Within the first 12 months, up to 10% of patients will need a revision procedure to deal with a complication or to fine-tune a result. Over a lifetime, the typical patient will require a minimum of three revisions, ranging from a change of implants to a breast lift – depending on how the breasts have changed.
Implants do not need to be changed at any set interval.
In the longer term, the two main reasons for revision are: problems with the implant (contracture, mechanical failure, etc.) and changes that your body has undergone (pregnancy, breastfeeding, weight gain, etc.)

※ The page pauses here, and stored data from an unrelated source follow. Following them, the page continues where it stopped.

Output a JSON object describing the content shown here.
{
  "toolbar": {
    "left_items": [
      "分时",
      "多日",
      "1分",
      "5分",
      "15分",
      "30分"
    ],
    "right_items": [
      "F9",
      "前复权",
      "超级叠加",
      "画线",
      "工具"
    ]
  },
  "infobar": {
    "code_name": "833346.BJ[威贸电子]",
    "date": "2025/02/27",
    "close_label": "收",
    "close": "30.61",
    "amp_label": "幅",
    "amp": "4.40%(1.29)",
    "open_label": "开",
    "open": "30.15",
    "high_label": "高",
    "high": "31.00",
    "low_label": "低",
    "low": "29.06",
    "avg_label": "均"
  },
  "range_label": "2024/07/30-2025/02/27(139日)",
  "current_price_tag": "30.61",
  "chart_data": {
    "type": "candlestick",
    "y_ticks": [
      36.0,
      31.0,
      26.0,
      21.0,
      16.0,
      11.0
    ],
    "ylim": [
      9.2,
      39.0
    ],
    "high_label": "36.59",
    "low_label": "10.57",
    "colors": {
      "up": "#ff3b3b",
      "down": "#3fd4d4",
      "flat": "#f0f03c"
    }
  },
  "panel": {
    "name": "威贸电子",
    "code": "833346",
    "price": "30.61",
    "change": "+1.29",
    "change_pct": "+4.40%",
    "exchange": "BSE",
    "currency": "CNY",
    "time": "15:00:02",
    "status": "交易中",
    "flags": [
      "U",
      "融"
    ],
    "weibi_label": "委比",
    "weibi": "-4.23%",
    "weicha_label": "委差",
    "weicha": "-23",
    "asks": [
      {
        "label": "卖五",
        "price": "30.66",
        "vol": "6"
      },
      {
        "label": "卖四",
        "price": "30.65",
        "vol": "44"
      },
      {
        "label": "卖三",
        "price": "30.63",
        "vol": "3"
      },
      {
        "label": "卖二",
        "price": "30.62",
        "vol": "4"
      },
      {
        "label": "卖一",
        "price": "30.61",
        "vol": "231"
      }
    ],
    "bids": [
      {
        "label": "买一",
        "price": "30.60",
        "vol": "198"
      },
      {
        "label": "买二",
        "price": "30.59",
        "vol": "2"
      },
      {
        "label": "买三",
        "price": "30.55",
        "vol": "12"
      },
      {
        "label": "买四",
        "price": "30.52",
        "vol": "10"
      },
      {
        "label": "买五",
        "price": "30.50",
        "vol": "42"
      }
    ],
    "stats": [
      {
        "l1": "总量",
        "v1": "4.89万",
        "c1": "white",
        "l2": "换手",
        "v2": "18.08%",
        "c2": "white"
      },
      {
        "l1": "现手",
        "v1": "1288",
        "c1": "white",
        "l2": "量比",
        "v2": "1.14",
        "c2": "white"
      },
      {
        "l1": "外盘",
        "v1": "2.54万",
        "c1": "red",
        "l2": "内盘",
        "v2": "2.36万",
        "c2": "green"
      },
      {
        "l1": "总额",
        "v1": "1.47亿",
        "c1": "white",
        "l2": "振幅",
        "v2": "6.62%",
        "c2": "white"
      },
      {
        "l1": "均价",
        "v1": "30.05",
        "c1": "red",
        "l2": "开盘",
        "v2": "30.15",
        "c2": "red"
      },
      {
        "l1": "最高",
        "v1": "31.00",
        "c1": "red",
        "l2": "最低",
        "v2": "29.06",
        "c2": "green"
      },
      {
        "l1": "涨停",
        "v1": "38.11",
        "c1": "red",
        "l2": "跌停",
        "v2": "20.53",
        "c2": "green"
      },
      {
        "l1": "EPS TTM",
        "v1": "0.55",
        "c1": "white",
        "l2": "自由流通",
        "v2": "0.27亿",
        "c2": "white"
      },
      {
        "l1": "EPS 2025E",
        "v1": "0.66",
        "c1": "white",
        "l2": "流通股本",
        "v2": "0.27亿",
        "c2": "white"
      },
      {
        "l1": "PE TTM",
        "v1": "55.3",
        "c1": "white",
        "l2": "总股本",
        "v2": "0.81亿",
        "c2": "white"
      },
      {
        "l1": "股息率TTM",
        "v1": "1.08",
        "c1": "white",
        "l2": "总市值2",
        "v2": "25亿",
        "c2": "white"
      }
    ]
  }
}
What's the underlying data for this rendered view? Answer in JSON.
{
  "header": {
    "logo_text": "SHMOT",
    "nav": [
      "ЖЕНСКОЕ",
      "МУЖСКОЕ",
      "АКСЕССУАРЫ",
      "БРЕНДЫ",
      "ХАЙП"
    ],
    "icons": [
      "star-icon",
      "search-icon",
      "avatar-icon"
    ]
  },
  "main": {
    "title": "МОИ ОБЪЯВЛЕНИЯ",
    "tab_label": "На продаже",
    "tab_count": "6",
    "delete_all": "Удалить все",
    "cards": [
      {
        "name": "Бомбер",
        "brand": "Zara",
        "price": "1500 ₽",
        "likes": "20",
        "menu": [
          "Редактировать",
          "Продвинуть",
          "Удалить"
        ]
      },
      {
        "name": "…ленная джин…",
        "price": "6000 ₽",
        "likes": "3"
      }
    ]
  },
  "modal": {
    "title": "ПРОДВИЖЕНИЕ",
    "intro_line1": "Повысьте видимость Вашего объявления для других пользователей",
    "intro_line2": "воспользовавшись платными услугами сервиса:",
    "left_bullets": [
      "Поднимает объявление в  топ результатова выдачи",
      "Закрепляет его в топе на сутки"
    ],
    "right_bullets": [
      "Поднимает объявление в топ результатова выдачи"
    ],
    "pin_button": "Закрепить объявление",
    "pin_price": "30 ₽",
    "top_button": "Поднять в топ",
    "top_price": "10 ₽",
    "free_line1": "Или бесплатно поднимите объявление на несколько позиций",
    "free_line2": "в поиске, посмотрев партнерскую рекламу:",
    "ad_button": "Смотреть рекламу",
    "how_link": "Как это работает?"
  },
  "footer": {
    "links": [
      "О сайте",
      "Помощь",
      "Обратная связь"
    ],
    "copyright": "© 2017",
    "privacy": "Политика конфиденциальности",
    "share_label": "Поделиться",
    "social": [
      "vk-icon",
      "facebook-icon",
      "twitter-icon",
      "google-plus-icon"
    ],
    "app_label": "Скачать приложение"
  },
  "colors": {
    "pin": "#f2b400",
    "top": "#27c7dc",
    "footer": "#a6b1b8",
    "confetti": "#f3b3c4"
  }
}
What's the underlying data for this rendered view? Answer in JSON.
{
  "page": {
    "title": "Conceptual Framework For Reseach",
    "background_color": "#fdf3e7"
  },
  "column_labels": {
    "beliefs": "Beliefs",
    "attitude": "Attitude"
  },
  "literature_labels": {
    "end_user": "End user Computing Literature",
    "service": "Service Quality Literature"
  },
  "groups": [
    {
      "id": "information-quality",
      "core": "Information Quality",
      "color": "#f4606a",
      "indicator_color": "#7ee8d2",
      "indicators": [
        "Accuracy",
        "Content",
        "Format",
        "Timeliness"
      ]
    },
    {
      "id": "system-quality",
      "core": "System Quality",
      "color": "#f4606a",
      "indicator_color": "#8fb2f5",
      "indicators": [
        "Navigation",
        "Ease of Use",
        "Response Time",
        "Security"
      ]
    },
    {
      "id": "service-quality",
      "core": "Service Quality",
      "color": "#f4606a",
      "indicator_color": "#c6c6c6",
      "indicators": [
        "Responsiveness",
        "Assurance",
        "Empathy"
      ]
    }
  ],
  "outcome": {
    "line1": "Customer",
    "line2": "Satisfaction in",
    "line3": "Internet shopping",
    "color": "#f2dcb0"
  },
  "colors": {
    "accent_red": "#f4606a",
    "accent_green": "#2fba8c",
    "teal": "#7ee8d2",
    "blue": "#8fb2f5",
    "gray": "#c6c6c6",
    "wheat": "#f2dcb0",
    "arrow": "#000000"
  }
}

Breast implants will not stoop the effects on breast size and shape due to: hormonal changes, tissue changes, aging, pregnancy, weight fluctuations, and gravity. In the future, you may find that your appearance goals from your twenties no longer suit you, and you may wish to have your implants removed. There are many reasons to undergo a revision surgery and you must be prepared for this when making the decision to have the initial surgery, as there will be costs and downtime associated with any further procedures.
Your surgeon will work with you to minimize any costs where possible, but ultimately, the responsibility will be yours. You must consider this prior to the initial surgery as it is inevitable that you will need further treatment of some kind in the future.
Revision policy and courtesy discounts may only apply to patients who comply with postoperative orders and visits.
Over time, subsequent revision surgery becomes more complex and therefore potentially more expensive. Whilst the surgeon will do as much as possible to minimize the fees payable, there is no guarantee of any discount, and all costs associated with revision surgery for any reason are ultimately your responsibility.
When considering a revision, it is important to remember that your results will always be a reflection of your original anatomy. And there is no guarantee that revision surgery will be successful.
Perfection is not an option. The surgeon can always adjust your results, but cannot change one thing without adjusting everything else. For example, if you have two different-sized breasts and your nipples line up, increasing the size of the smaller breast will mean that your nipples no longer line up. Essentially you have to choose your imperfection.
The surgeon will only advise a revision if there is a tangible benefit compared to the risk of further surgery.